Coast Surveyors assumed important combat roles during the Civil War, serving as topographers, reconnaissance specialists, scouts, intelligence officers, and combat hydrographers.

For a contemporary record of combat mapping during the Civil War, see the war record of Frederick Dorr and John Donn.

Browse biographical vignettes of Coast Surveyors, listed below.
Boutelle, Charles

Middle Initial: O

Rank:

Branch: Navy

Theater: Eastern

Related: SC, GA, FL, PA, ME

Bio: Charles O. Boutelle (1813-1890) was the fleet hydrographer to both Rear Admiral Samual Du Pont and Rear Admiral John Dalgreen for the South Atlantic Blockading Squadron. His expertise was instrumental to the Union victory at the Battle of Port Royal Sound outside of Charleston, South Carolina, in November 1861. Boutelle took command of the U.S. Coast Survey steamer Vixen, and successfully piloted the fleet into Port Royal Sound. This was no easy task, since the Confederates removed all buoys and navigational devices and Boutelle had to wait for the right tides.
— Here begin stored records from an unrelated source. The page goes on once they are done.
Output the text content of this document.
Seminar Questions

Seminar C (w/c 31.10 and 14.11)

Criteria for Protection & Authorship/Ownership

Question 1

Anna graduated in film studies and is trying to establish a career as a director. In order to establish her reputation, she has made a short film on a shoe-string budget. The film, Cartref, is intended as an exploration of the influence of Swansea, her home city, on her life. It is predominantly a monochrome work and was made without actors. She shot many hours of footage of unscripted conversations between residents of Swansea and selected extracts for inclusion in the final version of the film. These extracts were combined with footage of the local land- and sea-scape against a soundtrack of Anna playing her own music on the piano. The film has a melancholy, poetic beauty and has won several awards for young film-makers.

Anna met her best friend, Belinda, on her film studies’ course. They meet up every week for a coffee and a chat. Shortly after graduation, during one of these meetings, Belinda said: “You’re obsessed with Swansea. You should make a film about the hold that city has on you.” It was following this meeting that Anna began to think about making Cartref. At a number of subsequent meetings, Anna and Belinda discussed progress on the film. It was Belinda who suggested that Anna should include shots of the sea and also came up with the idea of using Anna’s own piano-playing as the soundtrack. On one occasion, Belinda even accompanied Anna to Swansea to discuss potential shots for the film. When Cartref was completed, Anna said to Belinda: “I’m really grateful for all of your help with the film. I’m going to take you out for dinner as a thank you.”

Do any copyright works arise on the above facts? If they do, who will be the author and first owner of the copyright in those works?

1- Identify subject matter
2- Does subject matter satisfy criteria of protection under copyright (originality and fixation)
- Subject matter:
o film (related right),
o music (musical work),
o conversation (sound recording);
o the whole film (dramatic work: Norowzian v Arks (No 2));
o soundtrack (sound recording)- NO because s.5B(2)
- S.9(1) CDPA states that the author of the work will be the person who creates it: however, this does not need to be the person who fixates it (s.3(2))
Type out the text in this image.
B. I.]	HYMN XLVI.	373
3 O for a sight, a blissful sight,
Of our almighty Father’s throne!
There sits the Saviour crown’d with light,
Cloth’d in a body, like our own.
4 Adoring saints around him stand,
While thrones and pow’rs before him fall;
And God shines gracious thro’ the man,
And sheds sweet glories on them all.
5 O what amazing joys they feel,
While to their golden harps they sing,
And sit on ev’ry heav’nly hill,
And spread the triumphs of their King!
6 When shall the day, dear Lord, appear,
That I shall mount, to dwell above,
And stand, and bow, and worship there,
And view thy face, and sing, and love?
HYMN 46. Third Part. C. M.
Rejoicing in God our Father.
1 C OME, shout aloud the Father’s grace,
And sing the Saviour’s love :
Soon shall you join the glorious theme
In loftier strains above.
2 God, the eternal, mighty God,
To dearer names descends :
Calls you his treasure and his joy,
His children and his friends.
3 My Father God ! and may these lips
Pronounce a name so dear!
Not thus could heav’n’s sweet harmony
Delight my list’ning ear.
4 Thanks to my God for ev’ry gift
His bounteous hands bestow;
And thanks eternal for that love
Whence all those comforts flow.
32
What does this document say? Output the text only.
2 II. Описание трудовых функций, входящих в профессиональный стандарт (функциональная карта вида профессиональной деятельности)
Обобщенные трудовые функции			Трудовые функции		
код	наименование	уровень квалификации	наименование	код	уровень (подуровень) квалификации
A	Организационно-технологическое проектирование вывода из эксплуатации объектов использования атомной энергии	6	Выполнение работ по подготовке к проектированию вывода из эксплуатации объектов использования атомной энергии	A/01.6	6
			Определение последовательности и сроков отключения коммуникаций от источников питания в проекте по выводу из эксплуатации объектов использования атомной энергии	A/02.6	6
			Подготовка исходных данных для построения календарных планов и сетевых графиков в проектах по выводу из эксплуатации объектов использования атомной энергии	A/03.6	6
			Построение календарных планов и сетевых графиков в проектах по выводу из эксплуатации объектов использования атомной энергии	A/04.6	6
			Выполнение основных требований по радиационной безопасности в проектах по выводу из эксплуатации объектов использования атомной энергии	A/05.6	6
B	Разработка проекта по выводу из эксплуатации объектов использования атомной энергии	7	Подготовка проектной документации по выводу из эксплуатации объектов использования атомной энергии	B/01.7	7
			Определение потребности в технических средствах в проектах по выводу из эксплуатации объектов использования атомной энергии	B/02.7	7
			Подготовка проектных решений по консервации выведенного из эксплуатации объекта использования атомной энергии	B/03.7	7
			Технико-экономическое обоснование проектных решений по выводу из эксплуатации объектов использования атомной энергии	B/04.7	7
The fleet also had to endure inclement weather, which momentarily separated the fleet. The victory at Port Royal cut off water communication between Charleston and Savannah, and forced the South to garrison 20,000 soldiers in Charleston. Boutelle continued to serve as the senior Coast Survey assistant attached to the South Atlantic Blockading Squadron throughout the war, even though if captured he would probably would be hung as a spy.